Apple is facing yet another antitrust investigation, though this one seems odd: It’s an examination of the Apple/Google duopoly in the mobile operating system market.
Today’s report from Japan is very light on details …
Japan Times cites an unsourced Nikkei report.
It’s an odd one because it’s unclear what either company could do about the fact, or what remedies could possibly be applied.
The government will start investigating how Apple Inc. and Alphabet Inc.’s Google deal with Japanese smartphone makers, which could lead to the tightening of antitrust regulations, the Nikkei newspaper reported Sunday, without saying where it got the information.
A government panel, which consists of officials, bureaucrats and external experts, will kick off the discussion this month as Apple’s iOS and Google’s Android software stands at more than 90% of the Japanese smartphone market, the paper said. The probe will include input from executives from domestic smartphone handset-makers as well as manufacturers of smart speakers and personal computers.
The panel will evaluate business dealings in Japan and whether they are conducted in a fair manner compared with cases overseas. The government may step up antitrust regulations if the panel finds any issues from the probe, the paper said.

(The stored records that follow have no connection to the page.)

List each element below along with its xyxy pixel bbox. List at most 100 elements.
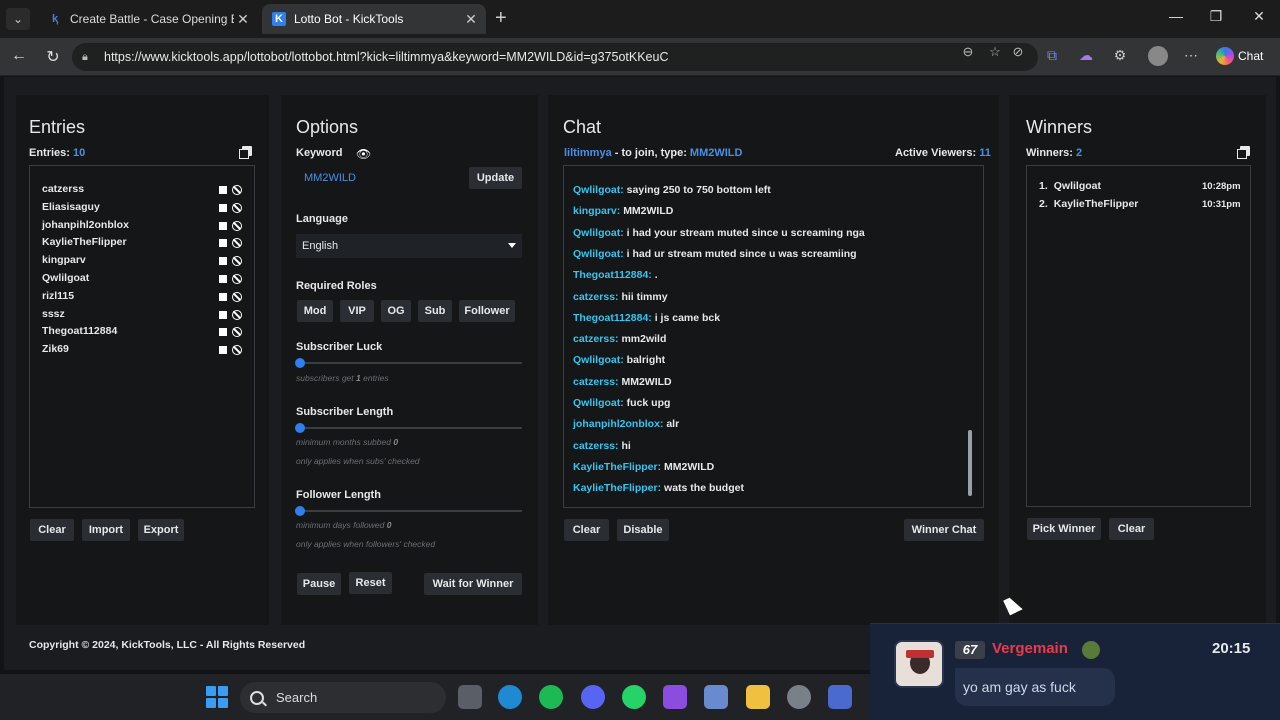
chat-username[interactable]: Thegoat112884: bbox=[573, 312, 652, 324]
settings-icon[interactable] bbox=[787, 685, 811, 709]
role-og-button[interactable]: OG bbox=[381, 300, 411, 322]
site-info-icon[interactable]: 🔒︎ bbox=[82, 51, 96, 64]
chat-username[interactable]: Qwlilgoat: bbox=[573, 184, 624, 196]
entry-checkbox[interactable] bbox=[219, 328, 227, 337]
close-tab-icon[interactable]: ✕ bbox=[234, 11, 252, 28]
chat-username[interactable]: Qwlilgoat: bbox=[573, 397, 624, 409]
extension-icon[interactable]: ⧉ bbox=[1041, 47, 1063, 64]
back-icon[interactable]: ← bbox=[8, 47, 30, 65]
entry-checkbox[interactable] bbox=[219, 257, 227, 266]
extension-blocked-icon[interactable]: ⊘ bbox=[1008, 44, 1028, 60]
spotify-icon[interactable] bbox=[539, 685, 563, 709]
restore-icon[interactable]: ❐ bbox=[1201, 8, 1231, 25]
ban-icon[interactable] bbox=[232, 220, 242, 231]
ban-icon[interactable] bbox=[232, 238, 242, 249]
tab-create-battle[interactable]: ⱪ Create Battle - Case Opening Batt ✕ bbox=[38, 4, 258, 34]
profile-avatar[interactable] bbox=[1148, 46, 1168, 66]
copilot-chat-button[interactable]: Chat bbox=[1212, 44, 1271, 68]
extension-icon[interactable]: ☁ bbox=[1075, 47, 1097, 64]
task-view-icon[interactable] bbox=[458, 685, 482, 709]
more-menu-icon[interactable]: ⋯ bbox=[1180, 47, 1202, 64]
language-select[interactable]: English bbox=[296, 234, 522, 258]
ban-icon[interactable] bbox=[232, 256, 242, 267]
role-vip-button[interactable]: VIP bbox=[340, 300, 374, 322]
entry-checkbox[interactable] bbox=[219, 310, 227, 319]
disable-chat-button[interactable]: Disable bbox=[617, 519, 669, 541]
entry-checkbox[interactable] bbox=[219, 221, 227, 230]
slider-handle[interactable] bbox=[295, 423, 305, 433]
role-sub-button[interactable]: Sub bbox=[418, 300, 452, 322]
video-editor-icon[interactable] bbox=[663, 685, 687, 709]
zoom-icon[interactable]: ⊖ bbox=[958, 44, 978, 60]
ban-icon[interactable] bbox=[232, 345, 242, 356]
chat-username[interactable]: kingparv: bbox=[573, 205, 620, 217]
ban-icon[interactable] bbox=[232, 327, 242, 338]
windows-start-icon[interactable] bbox=[206, 686, 228, 708]
tab-lotto-bot[interactable]: K Lotto Bot - KickTools ✕ bbox=[262, 4, 486, 34]
keyword-input[interactable]: MM2WILD bbox=[301, 167, 461, 189]
chat-username[interactable]: catzerss: bbox=[573, 440, 619, 452]
subscriber-luck-slider[interactable] bbox=[295, 358, 522, 368]
discord-icon[interactable] bbox=[581, 685, 605, 709]
close-tab-icon[interactable]: ✕ bbox=[462, 11, 480, 28]
clear-chat-button[interactable]: Clear bbox=[564, 519, 609, 541]
url-field[interactable]: 🔒︎ https://www.kicktools.app/lottobot/lo… bbox=[72, 43, 1038, 71]
update-button[interactable]: Update bbox=[469, 167, 522, 189]
ban-icon[interactable] bbox=[232, 291, 242, 302]
chat-username[interactable]: johanpihl2onblox: bbox=[573, 418, 663, 430]
tab-actions-button[interactable]: ⌄ bbox=[6, 8, 30, 30]
winner-chat-button[interactable]: Winner Chat bbox=[904, 519, 984, 541]
taskbar-search[interactable]: Search bbox=[240, 682, 446, 713]
file-explorer-icon[interactable] bbox=[746, 685, 770, 709]
entry-checkbox[interactable] bbox=[219, 275, 227, 283]
extensions-icon[interactable]: ⚙ bbox=[1109, 47, 1131, 64]
slider-handle[interactable] bbox=[295, 506, 305, 516]
app-icon[interactable] bbox=[828, 685, 852, 709]
app-icon[interactable] bbox=[704, 685, 728, 709]
reload-icon[interactable]: ↻ bbox=[42, 47, 64, 67]
follower-length-slider[interactable] bbox=[295, 506, 522, 516]
chat-username[interactable]: Qwlilgoat: bbox=[573, 354, 624, 366]
wait-for-winner-button[interactable]: Wait for Winner bbox=[424, 573, 522, 595]
entry-checkbox[interactable] bbox=[219, 203, 227, 212]
close-window-icon[interactable]: ✕ bbox=[1244, 8, 1274, 25]
favorite-star-icon[interactable]: ☆ bbox=[985, 44, 1005, 60]
clear-winners-button[interactable]: Clear bbox=[1109, 518, 1154, 540]
chat-username[interactable]: catzerss: bbox=[573, 333, 619, 345]
entry-checkbox[interactable] bbox=[219, 186, 227, 194]
chat-username[interactable]: Qwlilgoat: bbox=[573, 248, 624, 260]
chat-username[interactable]: Thegoat112884: bbox=[573, 269, 652, 281]
entry-name: sssz bbox=[42, 307, 65, 320]
subscriber-length-slider[interactable] bbox=[295, 423, 522, 433]
edge-icon[interactable] bbox=[498, 685, 522, 709]
copy-icon[interactable] bbox=[239, 146, 252, 159]
slider-handle[interactable] bbox=[295, 358, 305, 368]
chat-username[interactable]: KaylieTheFlipper: bbox=[573, 482, 661, 494]
whatsapp-icon[interactable] bbox=[622, 685, 646, 709]
chat-username[interactable]: Qwlilgoat: bbox=[573, 227, 624, 239]
ban-icon[interactable] bbox=[232, 202, 242, 213]
clear-entries-button[interactable]: Clear bbox=[30, 519, 74, 541]
entry-checkbox[interactable] bbox=[219, 239, 227, 248]
chat-username[interactable]: catzerss: bbox=[573, 291, 619, 303]
role-follower-button[interactable]: Follower bbox=[459, 300, 515, 322]
entry-checkbox[interactable] bbox=[219, 292, 227, 301]
chat-username[interactable]: KaylieTheFlipper: bbox=[573, 461, 661, 473]
entry-checkbox[interactable] bbox=[219, 346, 227, 355]
role-mod-button[interactable]: Mod bbox=[297, 300, 333, 322]
pick-winner-button[interactable]: Pick Winner bbox=[1027, 518, 1101, 540]
reset-button[interactable]: Reset bbox=[349, 572, 392, 594]
new-tab-icon[interactable]: + bbox=[495, 8, 507, 28]
chat-scrollbar[interactable] bbox=[968, 430, 972, 496]
ban-icon[interactable] bbox=[232, 185, 242, 195]
ban-icon[interactable] bbox=[232, 309, 242, 320]
chat-username[interactable]: catzerss: bbox=[573, 376, 619, 388]
export-button[interactable]: Export bbox=[138, 519, 184, 541]
minimize-icon[interactable]: — bbox=[1161, 8, 1191, 24]
ban-icon[interactable] bbox=[232, 274, 242, 284]
eye-icon[interactable]: 👁︎ bbox=[356, 147, 371, 161]
copy-icon[interactable] bbox=[1237, 146, 1250, 159]
import-button[interactable]: Import bbox=[82, 519, 130, 541]
pause-button[interactable]: Pause bbox=[297, 573, 341, 595]
entries-list: catzerss Eliasisaguy johanpihl2onblox Kayli… bbox=[29, 165, 255, 508]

There were once a great many competing mobile operating systems, including Windows Mobile, Windows Phone, BlackBerry OS, Palm OS, Symbian, webOS, Tizen, and more. Most of these fell by the wayside as both Apple and Google established ecosystems and device choices that held greater consumer appeal. It is this, rather than anything that might be deemed anti-competitive, which has led to the current Apple/Google duopoly.
All the same, it is possible that Japanese authorities could end up heading in the same direction as competition bodies in other countries, and focus their attention on issues like Apple’s control of the App Store.
The latest threat to the App Store is the American Choice and Innovation Online Act, formerly the Ending Platform Monopolies Act, in the US. It follows a 450-page antitrust report, which concluded that Apple was among the tech companies to engage in “deeply disturbing” anticompetitive behavior.